MANSFIELD -- At Mansfield Engineered Components, workforce development means more than hiring and retaining talent. It’s investing in the well-being of the staff and offering a chance to those facing barriers to employment.
“We try very hard to maintain a company culture based on the golden rule,” said Steve Cummins, vice president of the company. “We also acknowledge that life is full of challenges and mistakes, and that there are times when a second chance is needed.”
On Thursday, the company received an Economic Impact award from the Richland County Chamber for its innovative efforts around workforce development.
“Mansfield Engineered Components has gone above and beyond when it comes to recruiting and retaining employees,” said Clint Knight, director of workforce development for the Richland Area Chamber of Commerce.
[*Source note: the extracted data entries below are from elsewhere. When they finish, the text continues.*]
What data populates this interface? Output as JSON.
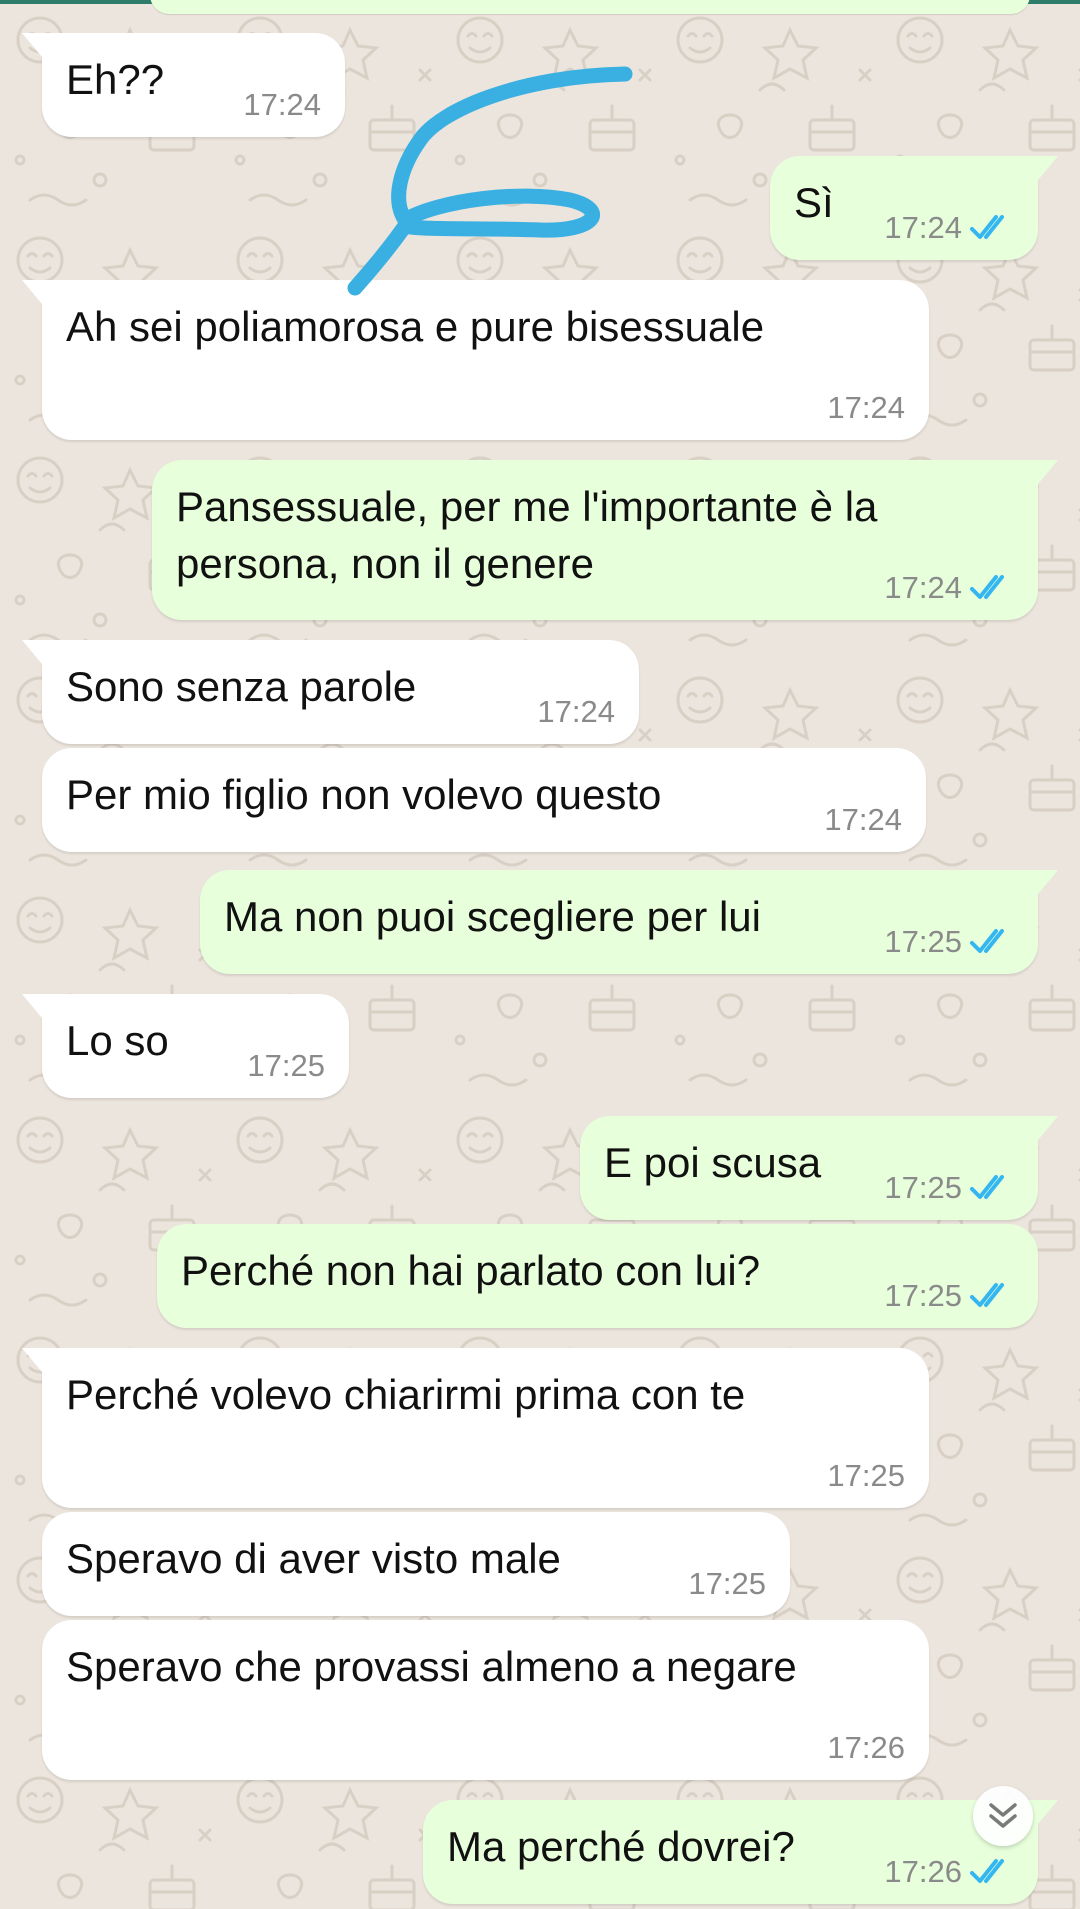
{
  "messages": [
    {
      "text": "Eh??",
      "time": "17:24",
      "side": "in"
    },
    {
      "text": "Sì",
      "time": "17:24",
      "side": "out",
      "status": "read"
    },
    {
      "text": "Ah sei poliamorosa e pure bisessuale",
      "time": "17:24",
      "side": "in"
    },
    {
      "text": "Pansessuale, per me l'importante è la\npersona, non il genere",
      "time": "17:24",
      "side": "out",
      "status": "read"
    },
    {
      "text": "Sono senza parole",
      "time": "17:24",
      "side": "in"
    },
    {
      "text": "Per mio figlio non volevo questo",
      "time": "17:24",
      "side": "in"
    },
    {
      "text": "Ma non puoi scegliere per lui",
      "time": "17:25",
      "side": "out",
      "status": "read"
    },
    {
      "text": "Lo so",
      "time": "17:25",
      "side": "in"
    },
    {
      "text": "E poi scusa",
      "time": "17:25",
      "side": "out",
      "status": "read"
    },
    {
      "text": "Perché non hai parlato con lui?",
      "time": "17:25",
      "side": "out",
      "status": "read"
    },
    {
      "text": "Perché volevo chiarirmi prima con te",
      "time": "17:25",
      "side": "in"
    },
    {
      "text": "Speravo di aver visto male",
      "time": "17:25",
      "side": "in"
    },
    {
      "text": "Speravo che provassi almeno a negare",
      "time": "17:26",
      "side": "in"
    },
    {
      "text": "Ma perché dovrei?",
      "time": "17:26",
      "side": "out",
      "status": "read"
    }
  ],
  "icons": {
    "read_receipt": "double-check-icon",
    "scroll_down": "chevron-double-down-icon",
    "annotation": "blue-pen-scribble"
  },
  "colors": {
    "incoming_bubble": "#FFFFFF",
    "outgoing_bubble": "#E7FFDB",
    "chat_background": "#ECE5DD",
    "read_tick": "#34B7F1",
    "scribble": "#3AAFE2",
    "timestamp": "#8A8A8A"
  }
}
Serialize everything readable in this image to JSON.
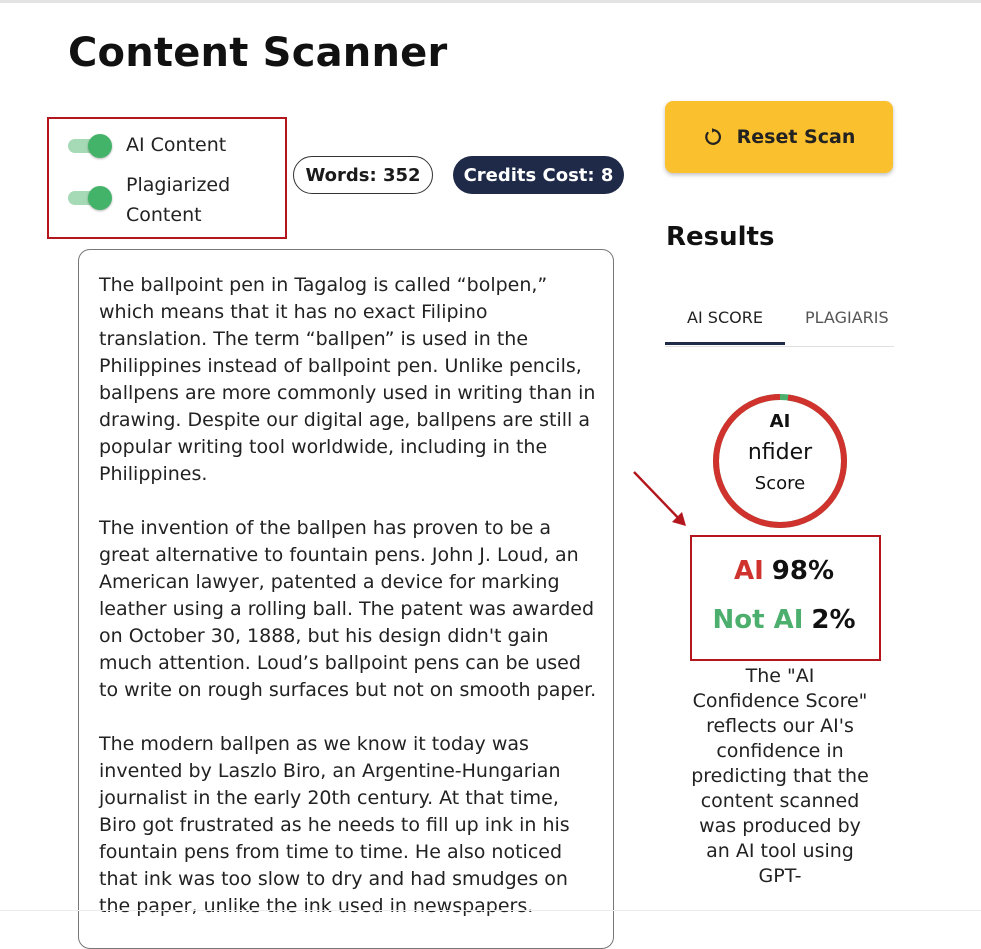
{
  "page": {
    "title": "Content Scanner"
  },
  "toggles": [
    {
      "label": "AI Content",
      "on": true
    },
    {
      "label": "Plagiarized Content",
      "on": true
    }
  ],
  "stats": {
    "words": "Words: 352",
    "credits": "Credits Cost: 8"
  },
  "document": {
    "paragraphs": [
      "The ballpoint pen in Tagalog is called “bolpen,” which means that it has no exact Filipino translation. The term “ballpen” is used in the Philippines instead of ballpoint pen. Unlike pencils, ballpens are more commonly used in writing than in drawing. Despite our digital age, ballpens are still a popular writing tool worldwide, including in the Philippines.",
      "The invention of the ballpen has proven to be a great alternative to fountain pens. John J. Loud, an American lawyer, patented a device for marking leather using a rolling ball. The patent was awarded on October 30, 1888, but his design didn't gain much attention.  Loud’s ballpoint pens can be used to write on rough surfaces but not on smooth paper.",
      "The modern ballpen as we know it today was invented by Laszlo Biro, an Argentine-Hungarian journalist in the early 20th century. At that time, Biro got frustrated as he needs  to fill up ink in his fountain pens from time to time. He also noticed that ink was too slow to dry and had smudges on the paper, unlike the ink used in newspapers."
    ]
  },
  "actions": {
    "reset_label": "Reset Scan"
  },
  "results": {
    "heading": "Results",
    "tabs": [
      "AI SCORE",
      "PLAGIARIS"
    ],
    "gauge": {
      "line1": "AI",
      "line2": "nfider",
      "line3": "Score",
      "ai_fraction": 0.98
    },
    "scores": {
      "ai_label": "AI",
      "ai_value": "98%",
      "notai_label": "Not AI",
      "notai_value": "2%"
    },
    "description": "The \"AI Confidence Score\" reflects our AI's confidence in predicting that the content scanned was produced by an AI tool using GPT-"
  },
  "colors": {
    "accent_navy": "#1f2a48",
    "button_yellow": "#fbc02d",
    "toggle_green": "#43b36a",
    "ai_red": "#d0322d",
    "notai_green": "#4caf6e",
    "annotation_red": "#b3161c"
  }
}
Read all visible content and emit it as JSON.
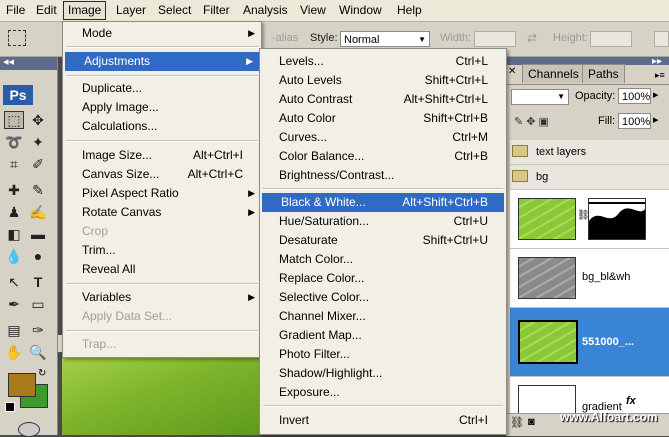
{
  "menubar": {
    "items": [
      "File",
      "Edit",
      "Image",
      "Layer",
      "Select",
      "Filter",
      "Analysis",
      "View",
      "Window",
      "Help"
    ]
  },
  "options": {
    "style_label": "Style:",
    "style_value": "Normal",
    "width_label": "Width:",
    "height_label": "Height:",
    "antialias_label": "-alias"
  },
  "toolbox": {
    "logo": "Ps"
  },
  "image_menu": {
    "items": [
      {
        "label": "Mode",
        "submenu": true
      },
      {
        "label": "Adjustments",
        "submenu": true,
        "highlighted": true
      },
      {
        "label": "Duplicate..."
      },
      {
        "label": "Apply Image..."
      },
      {
        "label": "Calculations..."
      },
      {
        "label": "Image Size...",
        "shortcut": "Alt+Ctrl+I"
      },
      {
        "label": "Canvas Size...",
        "shortcut": "Alt+Ctrl+C"
      },
      {
        "label": "Pixel Aspect Ratio",
        "submenu": true
      },
      {
        "label": "Rotate Canvas",
        "submenu": true
      },
      {
        "label": "Crop",
        "disabled": true
      },
      {
        "label": "Trim..."
      },
      {
        "label": "Reveal All"
      },
      {
        "label": "Variables",
        "submenu": true
      },
      {
        "label": "Apply Data Set...",
        "disabled": true
      },
      {
        "label": "Trap...",
        "disabled": true
      }
    ]
  },
  "adjust_menu": {
    "items": [
      {
        "label": "Levels...",
        "shortcut": "Ctrl+L"
      },
      {
        "label": "Auto Levels",
        "shortcut": "Shift+Ctrl+L"
      },
      {
        "label": "Auto Contrast",
        "shortcut": "Alt+Shift+Ctrl+L"
      },
      {
        "label": "Auto Color",
        "shortcut": "Shift+Ctrl+B"
      },
      {
        "label": "Curves...",
        "shortcut": "Ctrl+M"
      },
      {
        "label": "Color Balance...",
        "shortcut": "Ctrl+B"
      },
      {
        "label": "Brightness/Contrast..."
      },
      {
        "label": "Black & White...",
        "shortcut": "Alt+Shift+Ctrl+B",
        "highlighted": true
      },
      {
        "label": "Hue/Saturation...",
        "shortcut": "Ctrl+U"
      },
      {
        "label": "Desaturate",
        "shortcut": "Shift+Ctrl+U"
      },
      {
        "label": "Match Color..."
      },
      {
        "label": "Replace Color..."
      },
      {
        "label": "Selective Color..."
      },
      {
        "label": "Channel Mixer..."
      },
      {
        "label": "Gradient Map..."
      },
      {
        "label": "Photo Filter..."
      },
      {
        "label": "Shadow/Highlight..."
      },
      {
        "label": "Exposure..."
      },
      {
        "label": "Invert",
        "shortcut": "Ctrl+I"
      }
    ]
  },
  "layers_panel": {
    "tabs": [
      "Channels",
      "Paths"
    ],
    "opacity_label": "Opacity:",
    "opacity_value": "100%",
    "fill_label": "Fill:",
    "fill_value": "100%",
    "groups": [
      "text layers",
      "bg"
    ],
    "layers": [
      {
        "name": ""
      },
      {
        "name": "bg_bl&wh"
      },
      {
        "name": "551000_..."
      },
      {
        "name": "gradient"
      }
    ]
  },
  "watermark": "www.Alfoart.com",
  "colors": {
    "highlight": "#316ac5",
    "layer_selected": "#3a84d6",
    "foreground": "#a87a1a",
    "background": "#3a9a2a"
  }
}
“(Production Personnel Coordinator) Sonja Osborne is actively engaged with community programs that create opportunities for individuals with compromised backgrounds, resources for employees who face barriers to sustaining employment, all while actively engaging current employees in a variety of ways.”
Mansfield Engineered Components offers second chance employment to returning citizens through the Citizen Circle program, which helps formerly incarcerated individuals reintegrate into society. It also partners with Success Unlimited to employ individuals with compromised backgrounds through the One Strike and You’re Not Out program.
“It is critical for our community to have employers who are willing to give these individuals a second chance as they want to become productive members of our community,” said Dan Dickman and Steve Wilkinson of Success Unlimited. “We would like to congratulate Mansfield Engineered Components on receiving this award. They truly are one of our community heroes.”
In order to retain employees reintegrating into the workforce, Mansfield Engineered Components partners with Catholic Charities to bring the 3E Project to its employees. Once a week, 3E Project caseworkers come to provide information and referral services to employees who need support. Some employees receive help with transportation or finding an in-network healthcare provider. Others may need a housing or utilities grant or soft skills training.
“What makes MEC so unique is their willingness to say, ‘We’re going to shift the culture internally to connect our employees with resources and let them know that we value them,’” said Famico Williams, community engagement coordinator with Catholic Charities Diocese of Toledo.
Mansfield Engineered Components has also been proactive about fostering an interest in the industry among area teens. The company works with local school districts by participating in job fairs and manufacturing tours as well as offering internships.
Cummins said he hopes the award will inspire other companies to make similar workforce development efforts.
“My brother (president Bruce Cummins) and I aren't much for recognition or awards, but we are honored by the Chamber's acknowledgement of Mansfield Engineered Components,” he said. “The award is acknowledgment of the efforts of two very important MEC employees, Sonja Osborne and Mary Baker.”
“We hope the recognition might spark some interest from area manufacturers and other employers to take a broader approach when looking for new workforce talent.”